I immediately get suspicious when people try to blame things they don’t like on “capitalism” without interrogating whether any alternative system would avoid the problem. It’s almost always an intellectually lazy way of avoiding engaging with deeper issues. So I was very pleasantly surprised to see that invoking capitalism here was entirely appropriate and got me thinking about issues directly germane to my own professional work (I currently work with the global market for cross-language services in a commercial context).
I think you have hit something very real here. Language has been commodified at multiple levels and transformed into a vehicle for promoting machine discoverability of products, all to sell marginally higher amounts of something.
The entire SEO industry is based on this and it is evident that a lot of content is written and transmitted for machines as the primary audience, with humans as a secondary target. This has both a leveling effect and a weird diversifying effect. When you look at keyword strings in e-commerce, they not infrequently include misspellings of common terms because they want to be discoverable based on defective input. This means that web content in this context will deliberately include what appears to be garbage input, but always around a core of “high performance” terms, trying to eke out slightly higher placement in what the machines decide to show to humans. In other words, the persuasive intent of this text is aimed at convincing a machine to show it to a human, and only then does the concern of the human audience come into play.

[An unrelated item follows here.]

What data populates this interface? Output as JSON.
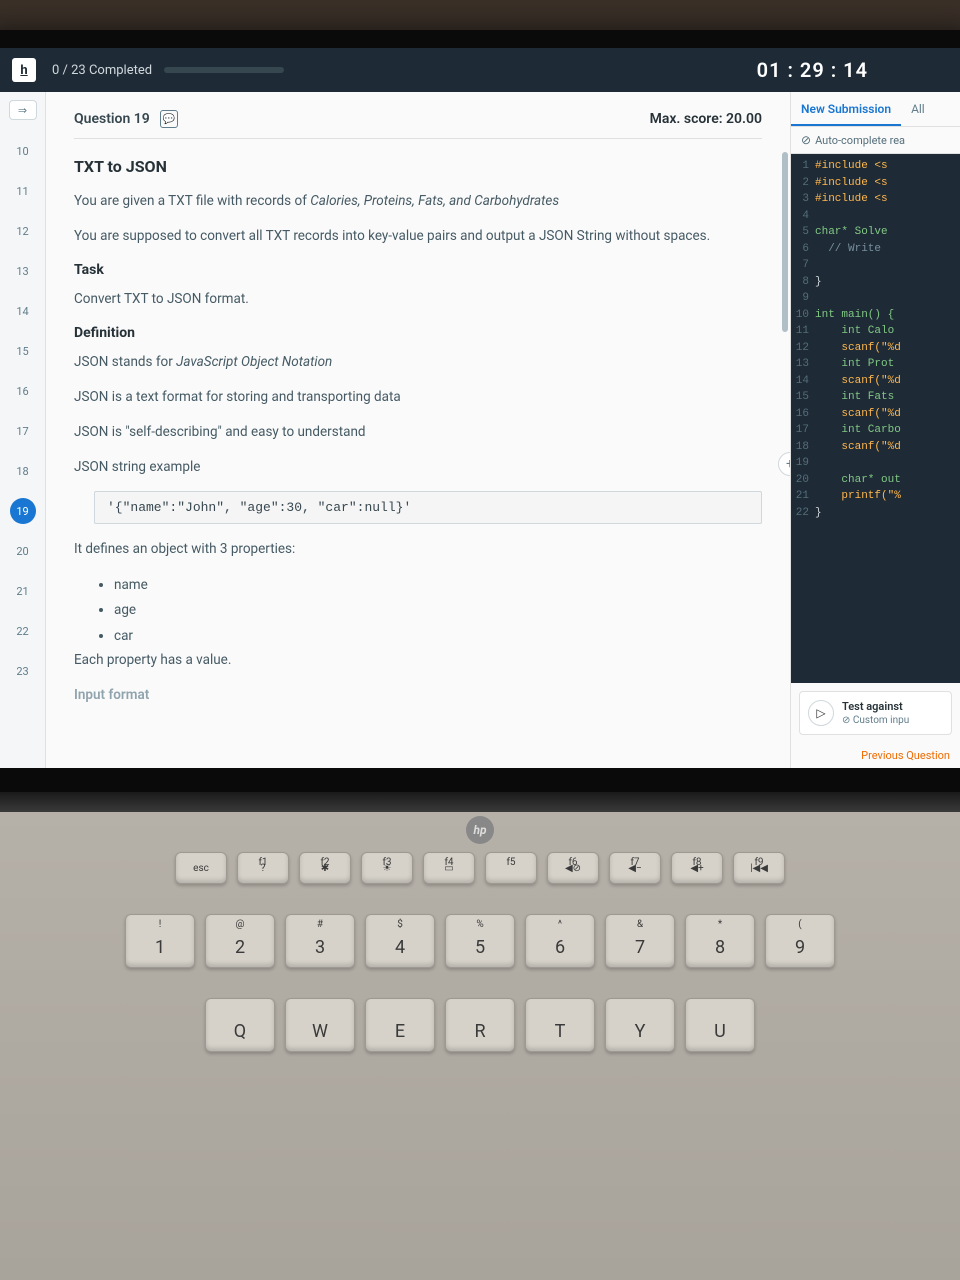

If you want a wild ride of text that sounds very much like something generated by an LLM, look at the titles of cheap e-books on Amazon. They are thousands and thousands examples of ridiculous titles full of homogenized keyword stuffing, things like “Don't Let Her Stay: An unputdownable psychological thriller with a breathtaking twist” (the first real example I found with an appropriate Amazon search). I say “homogenized” because all of them sound almost exactly the same, with lots of “heart-stopping” and “breathtaking” “surprise twists” “you didn’t see coming” and so forth. Linguistic slop to promote linguistic slop…
When AIs are trained on this sort of (presumably) human-generated slop, is it any wonder that they produce slop in the same vein?
So I thank you for the capitalism framing that I normally object to. It was the opposite of lazy, but instead highly apropos and probative.